Le Brésil de Lula ne s’est jamais attaqué à l’ordre capitaliste, le successeur de Chavez se convertit à la cohabitation avec l’impérialisme US et avec ses propres capitalistes, organisant même la répression des ouvriers métallurgistes, comme le successeur de Correa a abandonné les quelques réalisations progressistes de son mandat, en Equateur. Le Péruvien Castillo n’a pas pu mettre en place une autre politique, le Chilien Boric a lancé le chantier d’une nouvelle constitution qui sera manifestement rédigée majoritairement par des nostalgiques de Pinochet.
Non seulement, c’est une erreur de penser, comme Allende, pouvoir arriver au socialisme grâce aux élections de la démocratie bourgeoise, mais il n’est même plus question de socialisme dans ces pays, seulement de gagner les élections, au prix de l’abandon des positions anticapitalistes (Uruguay, Venezuela) ou d’accords avec une partie des réactionnaires (Brésil, Argentine).
Pour le Parti Révolutionnaire Communistes, ce bilan appelle à tirer plusieurs conclusions.
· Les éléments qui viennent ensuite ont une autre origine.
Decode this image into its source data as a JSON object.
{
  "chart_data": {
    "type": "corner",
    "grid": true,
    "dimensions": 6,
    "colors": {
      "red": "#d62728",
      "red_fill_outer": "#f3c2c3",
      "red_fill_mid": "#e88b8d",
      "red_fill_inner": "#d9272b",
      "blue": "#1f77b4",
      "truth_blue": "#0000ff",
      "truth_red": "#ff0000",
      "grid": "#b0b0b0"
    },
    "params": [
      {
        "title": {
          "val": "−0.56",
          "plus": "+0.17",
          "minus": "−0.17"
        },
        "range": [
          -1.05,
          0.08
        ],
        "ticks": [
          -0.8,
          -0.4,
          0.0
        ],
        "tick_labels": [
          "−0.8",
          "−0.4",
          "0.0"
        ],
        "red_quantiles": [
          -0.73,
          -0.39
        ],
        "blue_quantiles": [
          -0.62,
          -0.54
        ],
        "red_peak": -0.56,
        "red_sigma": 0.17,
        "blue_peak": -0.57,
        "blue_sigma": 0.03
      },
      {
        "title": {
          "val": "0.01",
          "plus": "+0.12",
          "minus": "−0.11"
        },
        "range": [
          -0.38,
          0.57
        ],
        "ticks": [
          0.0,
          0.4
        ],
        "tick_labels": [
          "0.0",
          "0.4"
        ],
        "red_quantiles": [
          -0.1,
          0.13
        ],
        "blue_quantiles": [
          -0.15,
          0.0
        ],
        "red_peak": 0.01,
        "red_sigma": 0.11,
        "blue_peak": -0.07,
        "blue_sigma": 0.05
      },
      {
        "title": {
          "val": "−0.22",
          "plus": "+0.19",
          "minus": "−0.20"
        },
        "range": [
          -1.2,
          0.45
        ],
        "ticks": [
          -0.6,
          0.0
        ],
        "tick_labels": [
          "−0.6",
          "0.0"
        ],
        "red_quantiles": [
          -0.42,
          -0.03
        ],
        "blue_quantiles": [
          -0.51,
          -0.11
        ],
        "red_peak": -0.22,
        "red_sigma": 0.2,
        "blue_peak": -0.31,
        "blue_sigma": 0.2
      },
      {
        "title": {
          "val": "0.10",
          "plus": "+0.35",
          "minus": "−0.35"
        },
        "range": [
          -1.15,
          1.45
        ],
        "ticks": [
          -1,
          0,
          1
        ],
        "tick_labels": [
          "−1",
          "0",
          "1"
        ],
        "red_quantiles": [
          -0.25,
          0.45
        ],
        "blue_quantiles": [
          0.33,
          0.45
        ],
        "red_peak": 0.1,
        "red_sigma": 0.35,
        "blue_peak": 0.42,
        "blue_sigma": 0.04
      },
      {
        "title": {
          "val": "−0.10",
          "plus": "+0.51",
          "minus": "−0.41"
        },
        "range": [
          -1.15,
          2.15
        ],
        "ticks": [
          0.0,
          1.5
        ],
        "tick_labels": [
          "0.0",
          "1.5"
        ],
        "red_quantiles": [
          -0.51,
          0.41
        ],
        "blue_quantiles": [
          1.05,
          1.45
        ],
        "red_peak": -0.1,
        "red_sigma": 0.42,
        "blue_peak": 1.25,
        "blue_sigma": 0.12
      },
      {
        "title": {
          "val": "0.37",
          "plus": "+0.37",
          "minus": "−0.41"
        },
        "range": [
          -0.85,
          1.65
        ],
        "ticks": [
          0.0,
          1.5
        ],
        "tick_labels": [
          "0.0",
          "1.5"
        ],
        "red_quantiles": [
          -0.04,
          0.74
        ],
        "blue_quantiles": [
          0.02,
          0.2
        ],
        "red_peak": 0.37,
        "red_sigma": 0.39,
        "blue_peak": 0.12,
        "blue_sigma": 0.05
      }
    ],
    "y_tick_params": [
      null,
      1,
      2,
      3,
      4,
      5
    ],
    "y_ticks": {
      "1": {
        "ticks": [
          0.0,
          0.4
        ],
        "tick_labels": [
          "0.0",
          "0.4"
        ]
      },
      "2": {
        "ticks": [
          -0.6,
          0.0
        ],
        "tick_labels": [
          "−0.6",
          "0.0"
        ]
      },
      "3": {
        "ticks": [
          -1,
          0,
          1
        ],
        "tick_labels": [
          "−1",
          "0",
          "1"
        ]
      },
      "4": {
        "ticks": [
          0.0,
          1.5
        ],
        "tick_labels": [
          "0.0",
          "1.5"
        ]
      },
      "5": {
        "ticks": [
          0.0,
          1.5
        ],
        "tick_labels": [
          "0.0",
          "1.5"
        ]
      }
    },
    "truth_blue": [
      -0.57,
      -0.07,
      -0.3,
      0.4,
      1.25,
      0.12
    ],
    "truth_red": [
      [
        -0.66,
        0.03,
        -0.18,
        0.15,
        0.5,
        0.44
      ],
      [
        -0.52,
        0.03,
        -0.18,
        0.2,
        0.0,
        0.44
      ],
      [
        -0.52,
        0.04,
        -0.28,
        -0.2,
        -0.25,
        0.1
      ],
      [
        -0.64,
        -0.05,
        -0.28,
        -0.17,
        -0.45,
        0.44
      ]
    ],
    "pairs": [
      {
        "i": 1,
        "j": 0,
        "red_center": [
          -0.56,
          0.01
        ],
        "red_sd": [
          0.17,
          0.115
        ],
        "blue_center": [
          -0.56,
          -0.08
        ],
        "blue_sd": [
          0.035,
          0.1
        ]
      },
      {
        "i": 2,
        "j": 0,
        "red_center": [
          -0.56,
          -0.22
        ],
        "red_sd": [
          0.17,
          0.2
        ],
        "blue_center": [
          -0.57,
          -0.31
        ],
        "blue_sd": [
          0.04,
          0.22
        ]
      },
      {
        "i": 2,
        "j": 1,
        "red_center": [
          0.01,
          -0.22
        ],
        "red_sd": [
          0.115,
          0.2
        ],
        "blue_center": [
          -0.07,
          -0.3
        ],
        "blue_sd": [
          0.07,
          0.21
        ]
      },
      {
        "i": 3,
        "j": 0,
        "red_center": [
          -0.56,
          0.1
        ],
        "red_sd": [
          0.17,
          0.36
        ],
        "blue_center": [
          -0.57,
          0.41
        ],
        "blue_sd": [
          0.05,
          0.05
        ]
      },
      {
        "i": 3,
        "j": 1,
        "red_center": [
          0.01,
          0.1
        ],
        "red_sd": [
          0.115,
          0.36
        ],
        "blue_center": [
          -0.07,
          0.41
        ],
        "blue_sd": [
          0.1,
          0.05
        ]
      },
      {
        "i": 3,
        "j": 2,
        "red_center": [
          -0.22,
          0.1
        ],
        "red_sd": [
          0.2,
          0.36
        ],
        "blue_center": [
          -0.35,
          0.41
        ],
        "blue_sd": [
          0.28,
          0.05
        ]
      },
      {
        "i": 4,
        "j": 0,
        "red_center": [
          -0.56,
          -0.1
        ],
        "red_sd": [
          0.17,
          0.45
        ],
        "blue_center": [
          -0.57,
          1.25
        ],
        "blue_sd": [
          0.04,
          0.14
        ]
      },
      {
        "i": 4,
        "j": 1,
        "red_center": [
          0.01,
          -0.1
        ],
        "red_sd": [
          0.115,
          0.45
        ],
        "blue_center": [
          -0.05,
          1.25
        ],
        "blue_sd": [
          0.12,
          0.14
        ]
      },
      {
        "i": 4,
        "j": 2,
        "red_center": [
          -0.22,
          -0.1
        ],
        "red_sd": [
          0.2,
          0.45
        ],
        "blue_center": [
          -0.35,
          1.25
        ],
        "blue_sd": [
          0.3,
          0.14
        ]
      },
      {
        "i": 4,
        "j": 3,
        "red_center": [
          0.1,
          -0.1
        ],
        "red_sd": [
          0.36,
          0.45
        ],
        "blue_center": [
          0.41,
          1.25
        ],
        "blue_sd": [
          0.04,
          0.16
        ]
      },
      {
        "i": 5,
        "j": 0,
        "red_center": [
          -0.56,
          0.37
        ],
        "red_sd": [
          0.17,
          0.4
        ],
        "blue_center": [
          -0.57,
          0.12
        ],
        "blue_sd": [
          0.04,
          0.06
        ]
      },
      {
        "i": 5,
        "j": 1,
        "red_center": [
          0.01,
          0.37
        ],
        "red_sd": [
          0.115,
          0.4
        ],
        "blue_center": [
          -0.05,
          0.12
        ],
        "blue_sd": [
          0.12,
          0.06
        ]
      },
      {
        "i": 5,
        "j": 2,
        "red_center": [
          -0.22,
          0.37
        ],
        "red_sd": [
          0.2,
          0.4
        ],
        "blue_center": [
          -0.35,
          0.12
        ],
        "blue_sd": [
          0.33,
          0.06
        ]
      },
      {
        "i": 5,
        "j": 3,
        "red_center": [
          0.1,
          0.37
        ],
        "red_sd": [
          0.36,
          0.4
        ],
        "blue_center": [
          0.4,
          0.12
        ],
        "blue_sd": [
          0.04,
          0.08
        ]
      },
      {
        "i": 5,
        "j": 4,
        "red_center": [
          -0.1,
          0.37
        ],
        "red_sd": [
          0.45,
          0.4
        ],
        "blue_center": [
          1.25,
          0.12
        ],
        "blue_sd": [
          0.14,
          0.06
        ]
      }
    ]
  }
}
― La gauche sud-américaine n’est majoritairement pas anticapitaliste, elle est souvent prête à nombre de concessions pour rester ou revenir au pouvoir.
― Quand le but est simplement d’être élu, sans exigence de classe, cela n’améliore pas, à terme, la situation des travailleurs. L’élection en régime capitaliste peut être un point d’appui pour les révolutionnaires, jamais un but.
― Là où on ne mène pas la lutte des classes sans répit, on ne sort pas du système et on ne l’entame même pas.
― L’amélioration de la condition des travailleurs passe par le combat pour la construction du socialisme et ce combat ne passe que par la lutte des classes. Le rôle d’un parti révolutionnaire est de mener et de conduire cette lutte.